Indica vs. Sativa

There is quite a bit of talk around these two terms and people use them to describe plants with two distinct effects, namely a mood uplifter or a calmative. In reality, these are not quite accurate, as there are two factors which influence the way that everything grows and those are environment and genetics. In this article, we will break down the meanings of these different names, indica and sativa and we’ll give you some sound science to base your judgment on, as well as how you talk about marijuana products to other knowledgeable people.


The way that a plant can grow is based on genetics. The genetic structure of a plant decides what a plant could potentially look like and how it might grow. For example, the genotype of a plant might decide that it can grow really tall, with only a few branches. Genotype might also decide that a plant will be able to produce a lot of resin or that the flowers it makes will be really big, but only a few. 


This is the way a plant grows in its environment. For example, the genotype of our tall plant might be thwarted by the fact that the plant is not growing in the right medium and so it will not be able to grow as tall as its genotype might allow. A shortage or excess of water might also affect the way a plant grows and the hours of sunlight it is exposed to also influences how a plant will grow. All of these influences work together to create a particular phenotype, or general result based on genotype.

Why Is This Complex Information Important?
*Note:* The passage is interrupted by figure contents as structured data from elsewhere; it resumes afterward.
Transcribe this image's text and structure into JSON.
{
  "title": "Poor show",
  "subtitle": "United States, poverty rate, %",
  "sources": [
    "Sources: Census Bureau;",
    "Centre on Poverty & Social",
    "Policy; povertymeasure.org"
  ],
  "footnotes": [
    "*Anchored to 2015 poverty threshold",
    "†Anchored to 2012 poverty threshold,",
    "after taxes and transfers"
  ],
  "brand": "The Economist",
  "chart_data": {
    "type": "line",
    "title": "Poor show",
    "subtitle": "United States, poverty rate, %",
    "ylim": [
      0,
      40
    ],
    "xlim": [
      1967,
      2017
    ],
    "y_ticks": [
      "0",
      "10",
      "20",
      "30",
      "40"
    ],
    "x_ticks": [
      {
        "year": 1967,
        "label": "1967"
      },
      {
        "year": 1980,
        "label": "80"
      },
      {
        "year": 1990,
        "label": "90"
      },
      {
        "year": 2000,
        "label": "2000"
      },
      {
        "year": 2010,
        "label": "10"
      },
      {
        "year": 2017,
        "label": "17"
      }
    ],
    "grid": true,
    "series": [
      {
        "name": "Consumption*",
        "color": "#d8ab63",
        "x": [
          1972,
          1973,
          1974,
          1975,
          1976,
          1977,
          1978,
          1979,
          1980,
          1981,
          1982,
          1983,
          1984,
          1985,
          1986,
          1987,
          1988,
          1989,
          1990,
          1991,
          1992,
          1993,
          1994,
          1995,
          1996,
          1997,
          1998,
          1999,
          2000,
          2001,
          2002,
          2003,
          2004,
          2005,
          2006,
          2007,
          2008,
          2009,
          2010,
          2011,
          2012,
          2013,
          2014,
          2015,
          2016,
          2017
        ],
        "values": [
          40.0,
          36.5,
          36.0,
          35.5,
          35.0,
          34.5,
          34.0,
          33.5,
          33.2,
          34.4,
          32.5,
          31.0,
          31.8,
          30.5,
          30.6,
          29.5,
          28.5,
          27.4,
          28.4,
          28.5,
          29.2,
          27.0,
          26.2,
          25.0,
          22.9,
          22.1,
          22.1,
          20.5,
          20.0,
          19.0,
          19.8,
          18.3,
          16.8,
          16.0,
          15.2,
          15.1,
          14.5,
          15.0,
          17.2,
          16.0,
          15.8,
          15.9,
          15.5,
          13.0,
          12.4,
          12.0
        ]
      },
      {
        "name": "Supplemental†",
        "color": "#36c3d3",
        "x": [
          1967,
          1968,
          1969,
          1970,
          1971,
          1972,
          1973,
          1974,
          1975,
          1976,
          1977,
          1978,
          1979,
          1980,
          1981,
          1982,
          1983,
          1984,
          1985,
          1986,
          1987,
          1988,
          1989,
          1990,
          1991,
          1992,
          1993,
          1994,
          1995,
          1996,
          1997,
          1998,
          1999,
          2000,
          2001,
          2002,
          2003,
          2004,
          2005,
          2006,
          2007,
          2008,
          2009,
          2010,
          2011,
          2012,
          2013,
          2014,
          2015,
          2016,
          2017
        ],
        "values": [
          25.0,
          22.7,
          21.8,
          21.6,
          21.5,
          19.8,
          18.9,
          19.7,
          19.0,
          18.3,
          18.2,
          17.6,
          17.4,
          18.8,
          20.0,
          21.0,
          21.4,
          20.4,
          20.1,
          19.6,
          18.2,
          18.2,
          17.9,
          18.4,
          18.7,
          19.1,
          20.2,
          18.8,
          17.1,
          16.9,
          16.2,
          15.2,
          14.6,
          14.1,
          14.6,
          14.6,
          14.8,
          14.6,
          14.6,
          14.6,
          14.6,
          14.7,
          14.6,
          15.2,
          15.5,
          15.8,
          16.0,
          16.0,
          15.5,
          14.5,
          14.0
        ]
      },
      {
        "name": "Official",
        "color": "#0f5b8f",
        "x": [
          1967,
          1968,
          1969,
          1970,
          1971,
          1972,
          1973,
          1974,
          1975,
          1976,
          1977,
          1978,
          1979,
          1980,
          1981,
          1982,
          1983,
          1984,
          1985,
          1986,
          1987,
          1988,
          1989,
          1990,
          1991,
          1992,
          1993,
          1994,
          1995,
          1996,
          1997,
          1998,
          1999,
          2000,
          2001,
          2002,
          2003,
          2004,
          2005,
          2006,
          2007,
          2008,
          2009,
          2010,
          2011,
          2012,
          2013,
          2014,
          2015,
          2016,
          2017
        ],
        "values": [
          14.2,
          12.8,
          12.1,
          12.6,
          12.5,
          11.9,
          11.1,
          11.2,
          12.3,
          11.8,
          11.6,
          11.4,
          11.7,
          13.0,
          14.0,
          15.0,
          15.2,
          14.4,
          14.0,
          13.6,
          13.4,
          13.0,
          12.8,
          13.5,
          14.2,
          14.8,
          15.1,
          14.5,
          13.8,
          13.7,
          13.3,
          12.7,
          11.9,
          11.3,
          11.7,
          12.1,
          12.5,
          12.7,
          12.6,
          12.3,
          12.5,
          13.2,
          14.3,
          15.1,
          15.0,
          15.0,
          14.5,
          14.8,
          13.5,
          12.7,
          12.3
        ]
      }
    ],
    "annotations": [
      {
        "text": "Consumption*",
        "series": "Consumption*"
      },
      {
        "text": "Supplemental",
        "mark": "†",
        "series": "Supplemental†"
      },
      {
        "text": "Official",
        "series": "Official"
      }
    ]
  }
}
We want you to understand that while cannabis plants grew wild and their phenotypes strongly affected by the places they grew—rocky, arid mountains or lush and humid valleys—modern-day cannabis plants grown for medical use are grown indoors, under very tightly controlled conditions. This means that the grower can pick a certain type of seed for the qualities it could have as a full-grown plant and that plant might not show all of the features or characteristics the grower expected simply because the growing medium was slightly acidic. 
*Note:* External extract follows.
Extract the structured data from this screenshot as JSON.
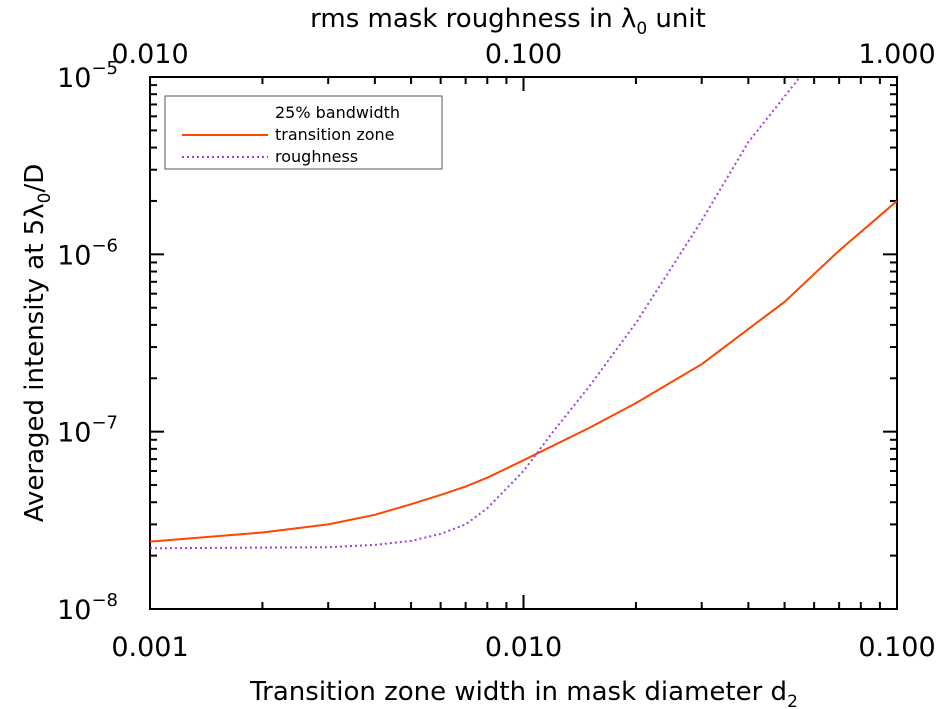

Most plant strains these days are hybrid, which means that a grower has combined indica and sativa plants for their specific characteristics. Like people, no two plants are ever exactly the same and sometimes, plants—and people—that have a range of potentials never get to show them off due to the environment in which they grow. 

Understanding the Difference: Indica vs. Sativa

Knowing what you know about genotypes and phenotypes, let’s look at the true meaning of these terms as descriptions for the phenotype of the plant. Sativa plants, commonly known for their energizing and uplifting “high,” grow taller than 12 feet and have thin, slender leaves. So, as a phenotype, sativa plants are usually taller, thinner and produce a bit more THC and less CBD (we’ll get to these two terms in another post). Sativa plants are not necessarily the only plants which will give you that THC “high,” so it is not accurate to use sativa as a way to describe high THC plants. Again, sativa is a phenotype, which describes the way it will most likely grow in native or best conditions. 
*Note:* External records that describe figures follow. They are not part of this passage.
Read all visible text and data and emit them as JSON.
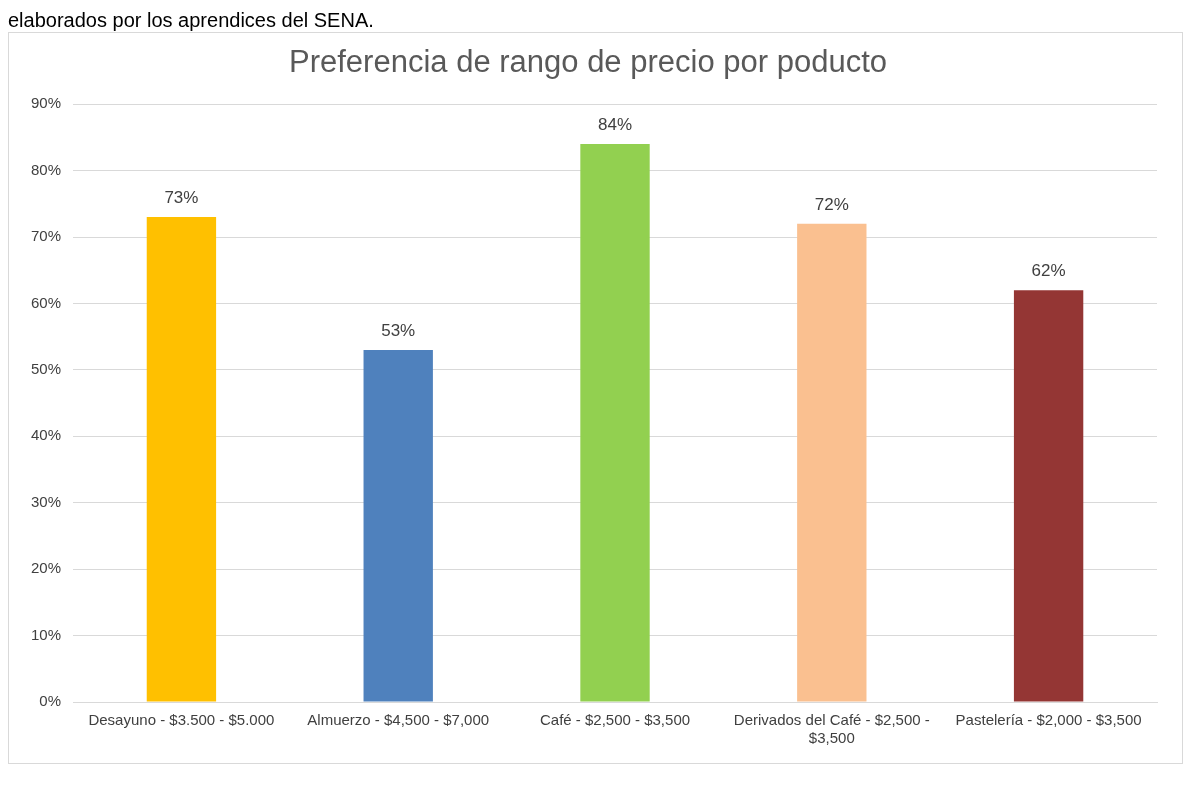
{
  "chart_data": {
    "type": "bar",
    "title": "Preferencia de rango de precio por poducto",
    "annotations": [
      "elaborados por los aprendices del SENA."
    ],
    "categories": [
      "Desayuno - $3.500 - $5.000",
      "Almuerzo - $4,500 - $7,000",
      "Café - $2,500 - $3,500",
      "Derivados del Café - $2,500 - $3,500",
      "Pastelería - $2,000 - $3,500"
    ],
    "values": [
      73,
      53,
      84,
      72,
      62
    ],
    "colors": [
      "#ffc000",
      "#4f81bd",
      "#92d050",
      "#fac090",
      "#943634"
    ],
    "value_labels": [
      "73%",
      "53%",
      "84%",
      "72%",
      "62%"
    ],
    "ylim": [
      0,
      90
    ],
    "yticks": [
      {
        "value": 0,
        "label": "0%"
      },
      {
        "value": 10,
        "label": "10%"
      },
      {
        "value": 20,
        "label": "20%"
      },
      {
        "value": 30,
        "label": "30%"
      },
      {
        "value": 40,
        "label": "40%"
      },
      {
        "value": 50,
        "label": "50%"
      },
      {
        "value": 60,
        "label": "60%"
      },
      {
        "value": 70,
        "label": "70%"
      },
      {
        "value": 80,
        "label": "80%"
      },
      {
        "value": 90,
        "label": "90%"
      }
    ],
    "grid": "y",
    "legend": false
  }
}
Indica plants grow shorter, bushier and have thicker leaves. They also tend to have higher CBD levels and lower THC levels. This is the phenotype we are describing. Indica plants are used more for their calming, stress-relieving properties and they tend to have a range of medicinal uses that are safer for the average person due to the lower THC content. So, indica is the phenotype which describes the way the plants will most likely grow. 

When it comes to hybrid plants, which most are, the strain will probably be sativa- or indica-dominant, meaning that its phenotype displays more of the outward characteristics of one or the other, although it has been produced from strains of both phenotypes.